- #1

Fallen Seraph

- 33

- 0

## Homework Statement

The hydrogen atoms in a star are also moving at high velocity because of the random motions caused by their high temperature. As a result, each atom is Doppler shifted a little bit differently, leading to a finite width of each spectral line, such as the 656.46-nm line we were just discussing. For a star like our sun, this leads to a finite width of the spectral lines of roughly %Delta lambda = 0.04 nm. If our instruments can only resolve to this accuracy, what is the lowest speed V, greater than 0, that we can measure a star to be moving?

## Homework Equations

Lambda_o = Lamba_s*sqrt((c+v)/(c-v))

where lambda_o is the observed wavelength and lambda_s is the wavelength in the rest frame of the source.

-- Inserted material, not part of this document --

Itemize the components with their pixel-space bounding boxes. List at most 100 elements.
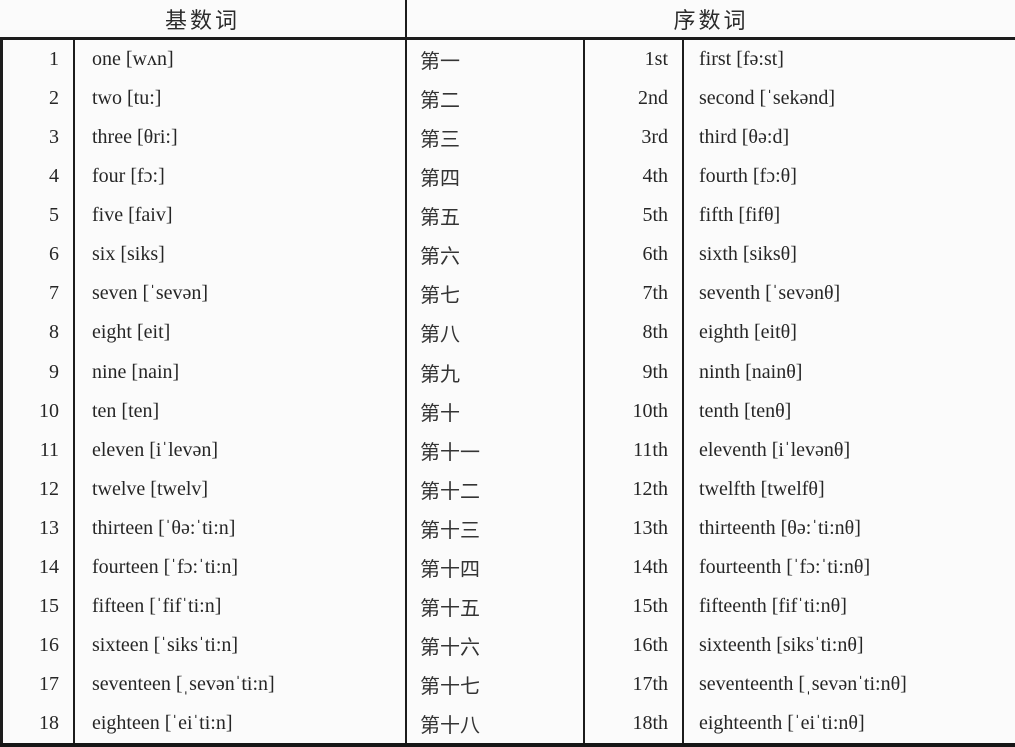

## The Attempt at a Solution

All I could try for a solution was to rearrange that equation to get an expression for the change in wavelength over the wavelength in the source's rest frame in terms of c and v, then set lambda_s=656.46-nm and the change=0.04nm and solve for v. But frankly this method seems daft and nonsensical to me. My main problem with the question is that I don't really understand what it means. I don't really see how the width of the spectral lines can be the same as the change in wavelength, I don't see how that relationship can hold or where it comes from. It seems to be a bunch of dissimilar things to me...

Also to clarify, when they say "finite lengths" it refers to the lines having a clear stopping and starting point, yes?